If those three changes don't get you most of the benefit you were hoping for from a dumbphone, then by all means, buy a Nokia 2660 Flip and try the experiment for thirty days. It's $89. The downside is small. Just don't expect the device to do the work for you. The device makes some things easier and other things harder. It is not a personality transplant. It is a phone.

That, for what it's worth, is the part I think the marketing keeps getting wrong, and the part that explains why so many people who try this go back. The dumbphone industry is selling a story about hardware and what they're really selling — when it works — is permission. Permission to be unreachable for ninety minutes. Permission to be bored on the bus. Permission to read a book without an interruption budget.

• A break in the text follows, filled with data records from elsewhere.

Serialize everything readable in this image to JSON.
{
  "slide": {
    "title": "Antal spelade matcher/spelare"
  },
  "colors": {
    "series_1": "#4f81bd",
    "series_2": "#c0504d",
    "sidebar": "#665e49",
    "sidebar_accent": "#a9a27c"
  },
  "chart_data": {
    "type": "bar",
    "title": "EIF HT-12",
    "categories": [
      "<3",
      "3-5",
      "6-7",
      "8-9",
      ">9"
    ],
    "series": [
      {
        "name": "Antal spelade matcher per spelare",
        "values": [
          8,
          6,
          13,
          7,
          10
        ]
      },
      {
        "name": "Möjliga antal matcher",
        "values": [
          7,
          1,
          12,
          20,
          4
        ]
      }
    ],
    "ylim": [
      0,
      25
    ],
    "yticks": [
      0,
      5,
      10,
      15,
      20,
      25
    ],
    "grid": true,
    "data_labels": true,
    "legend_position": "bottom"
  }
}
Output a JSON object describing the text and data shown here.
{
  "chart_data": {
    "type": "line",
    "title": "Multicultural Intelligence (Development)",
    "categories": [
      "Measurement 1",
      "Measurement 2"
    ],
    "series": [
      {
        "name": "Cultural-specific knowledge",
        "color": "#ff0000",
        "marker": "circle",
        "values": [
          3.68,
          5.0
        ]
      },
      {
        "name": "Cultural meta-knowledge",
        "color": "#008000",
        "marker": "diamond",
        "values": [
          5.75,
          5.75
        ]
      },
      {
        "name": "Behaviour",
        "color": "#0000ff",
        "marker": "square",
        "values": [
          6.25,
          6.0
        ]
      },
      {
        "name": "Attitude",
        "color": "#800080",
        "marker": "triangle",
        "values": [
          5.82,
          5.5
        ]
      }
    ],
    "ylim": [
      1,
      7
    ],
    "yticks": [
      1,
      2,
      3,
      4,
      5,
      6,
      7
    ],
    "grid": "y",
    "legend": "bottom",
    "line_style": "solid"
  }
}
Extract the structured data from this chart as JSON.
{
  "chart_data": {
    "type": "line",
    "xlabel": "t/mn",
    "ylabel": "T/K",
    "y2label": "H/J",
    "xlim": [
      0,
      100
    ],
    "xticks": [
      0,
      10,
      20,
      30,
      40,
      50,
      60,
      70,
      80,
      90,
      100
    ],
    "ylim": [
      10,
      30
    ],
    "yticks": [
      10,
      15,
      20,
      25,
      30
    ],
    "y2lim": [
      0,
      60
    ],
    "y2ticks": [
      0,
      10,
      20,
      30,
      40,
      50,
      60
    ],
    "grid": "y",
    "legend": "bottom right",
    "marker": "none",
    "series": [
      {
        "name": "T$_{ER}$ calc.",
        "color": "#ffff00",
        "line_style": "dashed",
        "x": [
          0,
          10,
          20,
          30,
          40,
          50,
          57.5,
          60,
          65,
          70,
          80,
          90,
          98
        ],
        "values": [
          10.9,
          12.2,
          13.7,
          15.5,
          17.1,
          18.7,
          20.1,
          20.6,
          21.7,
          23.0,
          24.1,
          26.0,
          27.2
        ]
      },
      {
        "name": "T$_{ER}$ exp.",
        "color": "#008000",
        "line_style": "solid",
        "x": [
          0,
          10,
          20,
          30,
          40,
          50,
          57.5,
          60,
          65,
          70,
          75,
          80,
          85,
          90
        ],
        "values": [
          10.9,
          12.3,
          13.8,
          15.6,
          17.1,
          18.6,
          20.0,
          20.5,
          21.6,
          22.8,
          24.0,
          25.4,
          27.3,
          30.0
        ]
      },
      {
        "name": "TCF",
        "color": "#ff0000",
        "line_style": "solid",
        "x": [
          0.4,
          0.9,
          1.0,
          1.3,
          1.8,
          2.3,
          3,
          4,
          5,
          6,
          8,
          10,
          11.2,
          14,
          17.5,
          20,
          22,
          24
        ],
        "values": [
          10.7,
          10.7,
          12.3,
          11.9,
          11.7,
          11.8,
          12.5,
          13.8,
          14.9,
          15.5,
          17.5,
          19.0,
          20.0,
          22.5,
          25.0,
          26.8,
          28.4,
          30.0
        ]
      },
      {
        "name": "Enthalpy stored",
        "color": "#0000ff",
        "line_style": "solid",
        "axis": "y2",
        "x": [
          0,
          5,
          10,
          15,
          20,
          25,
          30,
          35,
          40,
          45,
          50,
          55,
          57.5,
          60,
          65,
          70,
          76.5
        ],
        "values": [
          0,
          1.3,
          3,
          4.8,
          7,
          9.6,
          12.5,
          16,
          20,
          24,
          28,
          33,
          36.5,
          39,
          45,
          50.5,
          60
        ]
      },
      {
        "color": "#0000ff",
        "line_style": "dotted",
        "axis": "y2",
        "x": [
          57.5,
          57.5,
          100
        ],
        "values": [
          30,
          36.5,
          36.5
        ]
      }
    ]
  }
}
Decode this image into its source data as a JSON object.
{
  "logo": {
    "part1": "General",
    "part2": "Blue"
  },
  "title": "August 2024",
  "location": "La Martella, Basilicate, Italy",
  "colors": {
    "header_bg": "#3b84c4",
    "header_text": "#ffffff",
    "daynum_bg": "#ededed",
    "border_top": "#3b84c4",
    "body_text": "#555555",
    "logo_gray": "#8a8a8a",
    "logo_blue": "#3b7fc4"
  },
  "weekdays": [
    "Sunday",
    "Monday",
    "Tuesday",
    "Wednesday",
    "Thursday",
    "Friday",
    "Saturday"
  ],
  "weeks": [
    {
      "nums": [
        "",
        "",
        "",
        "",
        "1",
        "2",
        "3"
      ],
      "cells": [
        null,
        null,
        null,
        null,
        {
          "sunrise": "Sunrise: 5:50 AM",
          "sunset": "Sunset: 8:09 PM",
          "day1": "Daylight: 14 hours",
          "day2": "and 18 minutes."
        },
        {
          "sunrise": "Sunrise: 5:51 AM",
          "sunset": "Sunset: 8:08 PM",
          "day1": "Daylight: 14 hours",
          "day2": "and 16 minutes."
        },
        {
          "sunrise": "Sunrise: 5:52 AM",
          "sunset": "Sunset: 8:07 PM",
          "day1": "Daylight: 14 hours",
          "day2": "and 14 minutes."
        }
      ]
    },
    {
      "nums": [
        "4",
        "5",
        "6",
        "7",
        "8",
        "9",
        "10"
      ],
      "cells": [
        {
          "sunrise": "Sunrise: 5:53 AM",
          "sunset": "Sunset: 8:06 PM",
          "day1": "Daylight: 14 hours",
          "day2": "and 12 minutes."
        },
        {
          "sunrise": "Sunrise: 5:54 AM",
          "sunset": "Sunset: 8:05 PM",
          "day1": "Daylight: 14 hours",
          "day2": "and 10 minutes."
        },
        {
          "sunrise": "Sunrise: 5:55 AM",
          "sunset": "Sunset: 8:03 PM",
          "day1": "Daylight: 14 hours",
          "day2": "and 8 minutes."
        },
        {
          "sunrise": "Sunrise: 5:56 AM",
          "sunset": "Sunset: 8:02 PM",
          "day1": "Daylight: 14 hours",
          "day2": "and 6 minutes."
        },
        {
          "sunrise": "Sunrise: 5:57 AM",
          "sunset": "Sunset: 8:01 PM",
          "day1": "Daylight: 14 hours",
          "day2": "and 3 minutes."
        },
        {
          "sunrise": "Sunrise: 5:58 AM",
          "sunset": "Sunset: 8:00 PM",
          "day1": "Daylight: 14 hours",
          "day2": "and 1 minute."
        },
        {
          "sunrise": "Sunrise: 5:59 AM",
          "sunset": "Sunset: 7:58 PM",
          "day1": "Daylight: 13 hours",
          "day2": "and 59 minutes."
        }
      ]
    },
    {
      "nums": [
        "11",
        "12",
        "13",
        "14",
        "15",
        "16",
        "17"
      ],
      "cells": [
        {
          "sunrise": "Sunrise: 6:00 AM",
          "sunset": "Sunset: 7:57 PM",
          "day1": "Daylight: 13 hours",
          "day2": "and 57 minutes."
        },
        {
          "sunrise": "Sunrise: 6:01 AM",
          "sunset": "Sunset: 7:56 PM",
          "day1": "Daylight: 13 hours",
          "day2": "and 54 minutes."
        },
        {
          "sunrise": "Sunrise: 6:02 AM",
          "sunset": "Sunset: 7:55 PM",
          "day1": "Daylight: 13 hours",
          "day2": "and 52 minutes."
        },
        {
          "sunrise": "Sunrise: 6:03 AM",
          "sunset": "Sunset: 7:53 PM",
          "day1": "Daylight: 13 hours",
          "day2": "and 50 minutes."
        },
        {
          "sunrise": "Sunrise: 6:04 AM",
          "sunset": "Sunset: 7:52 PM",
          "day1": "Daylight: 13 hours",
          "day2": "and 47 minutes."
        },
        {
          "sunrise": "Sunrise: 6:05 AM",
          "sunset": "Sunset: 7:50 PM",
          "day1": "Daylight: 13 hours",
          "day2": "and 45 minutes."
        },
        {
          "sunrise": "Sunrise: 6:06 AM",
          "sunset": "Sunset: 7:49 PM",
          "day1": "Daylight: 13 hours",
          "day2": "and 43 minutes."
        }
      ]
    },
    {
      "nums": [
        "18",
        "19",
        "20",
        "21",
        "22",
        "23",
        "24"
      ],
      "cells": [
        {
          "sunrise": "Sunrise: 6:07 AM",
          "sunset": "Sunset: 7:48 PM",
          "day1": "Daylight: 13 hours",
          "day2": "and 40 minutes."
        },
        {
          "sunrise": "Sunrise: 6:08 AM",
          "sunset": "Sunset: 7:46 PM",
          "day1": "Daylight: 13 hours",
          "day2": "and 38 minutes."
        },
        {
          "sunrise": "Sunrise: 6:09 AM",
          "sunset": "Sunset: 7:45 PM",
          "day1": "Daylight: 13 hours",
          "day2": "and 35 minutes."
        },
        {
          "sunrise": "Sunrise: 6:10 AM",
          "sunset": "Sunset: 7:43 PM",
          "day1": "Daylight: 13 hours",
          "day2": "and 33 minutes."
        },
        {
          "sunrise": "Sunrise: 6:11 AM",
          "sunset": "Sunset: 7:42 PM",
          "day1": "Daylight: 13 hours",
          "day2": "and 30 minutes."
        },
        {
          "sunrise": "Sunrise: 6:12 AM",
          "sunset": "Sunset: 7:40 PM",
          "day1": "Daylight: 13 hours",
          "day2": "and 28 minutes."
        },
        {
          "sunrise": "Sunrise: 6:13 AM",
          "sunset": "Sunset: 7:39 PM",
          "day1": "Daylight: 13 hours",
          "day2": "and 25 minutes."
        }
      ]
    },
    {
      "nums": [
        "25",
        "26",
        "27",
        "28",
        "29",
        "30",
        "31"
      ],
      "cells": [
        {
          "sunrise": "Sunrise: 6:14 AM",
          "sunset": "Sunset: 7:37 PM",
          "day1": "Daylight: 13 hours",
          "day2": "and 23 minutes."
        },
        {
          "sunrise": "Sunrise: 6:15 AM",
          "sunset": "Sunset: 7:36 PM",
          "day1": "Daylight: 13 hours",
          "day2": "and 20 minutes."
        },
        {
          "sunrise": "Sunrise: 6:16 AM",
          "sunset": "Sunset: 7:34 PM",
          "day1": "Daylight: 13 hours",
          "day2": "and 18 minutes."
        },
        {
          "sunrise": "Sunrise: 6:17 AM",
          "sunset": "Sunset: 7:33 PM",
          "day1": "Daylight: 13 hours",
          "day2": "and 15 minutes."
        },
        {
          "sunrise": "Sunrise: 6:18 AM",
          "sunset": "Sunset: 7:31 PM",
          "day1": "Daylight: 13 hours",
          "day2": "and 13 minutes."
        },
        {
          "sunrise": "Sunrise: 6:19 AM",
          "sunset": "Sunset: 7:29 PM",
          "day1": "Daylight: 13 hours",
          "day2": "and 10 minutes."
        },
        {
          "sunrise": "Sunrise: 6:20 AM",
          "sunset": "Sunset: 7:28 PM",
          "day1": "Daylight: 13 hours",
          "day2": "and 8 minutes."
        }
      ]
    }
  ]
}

You don't actually need a $409 Swiss-designed feature phone for that. But if buying one is what gets you to take the permission, the device has done its job. Just understand what job it's doing.


Sources & methodology

I purchased all three devices for this piece at retail and used each as my primary phone for thirty consecutive days. Light, Punkt, and HMD/Nokia were not contacted in advance and did not provide review units. The full primary-source list:

  • Light Phone II spec page and product info — official Light Phone product page. (source)
  • Light Phone III previewThe Verge, May 2024, on the announced camera-equipped successor. (source)
  • Punkt MP02 spec page — official Punkt product page. (source)
  • Nokia 2660 Flip product page — HMD/Nokia official spec sheet. (source)
  • Counterpoint Research — Global Feature Phone Shipments Tracker — the most-cited source on feature-phone unit volumes. (source)
  • Pew Research Center — Mobile Fact Sheet, 2024 — US smartphone ownership data. (source)
  • The Guardian — "Dumbphones on the rise as young people look for tech-life balance," Jan 2024 — reporting on HMD's feature-phone strategy with comments from HMD leadership. (source)
  • Wired — Light Phone 2 launch profile, 2019 — Joe Hollier on Light's design philosophy. (source)
  • Wallpaper — Petter Neby interview, 2022 — Punkt's founder on the company's design-led positioning. (source)
  • Candice Odgers, Nature review of The Anxious Generation, 2024 — the most-cited critical response to Haidt's causal argument. (source)
  • Gloria Mark, Attention Span — UC Irvine informatics, two decades of attention-measurement research. (source)
  • Sleep Medicine Reviews — bedtime smartphone use meta-analysis, 2021 — the academic floor under the sleep-disruption claim. (source)
  • Harvard Health — "Blue light has a dark side" — accessible summary of the blue-light/melatonin literature. (source)
  • Common Sense Media — research library — ongoing surveys on screen-time behavior across age groups. (source)

Disclosure: I purchased all three devices for this piece at retail. Light, Punkt, and HMD/Nokia were not contacted in advance, did not provide review units, and have no editorial relationship with AlphaMode. The Oura ring data referenced is from my personal account and was not provided by Oura. AlphaMode does not receive any commission, referral fee, or compensation from any of the companies named in this piece.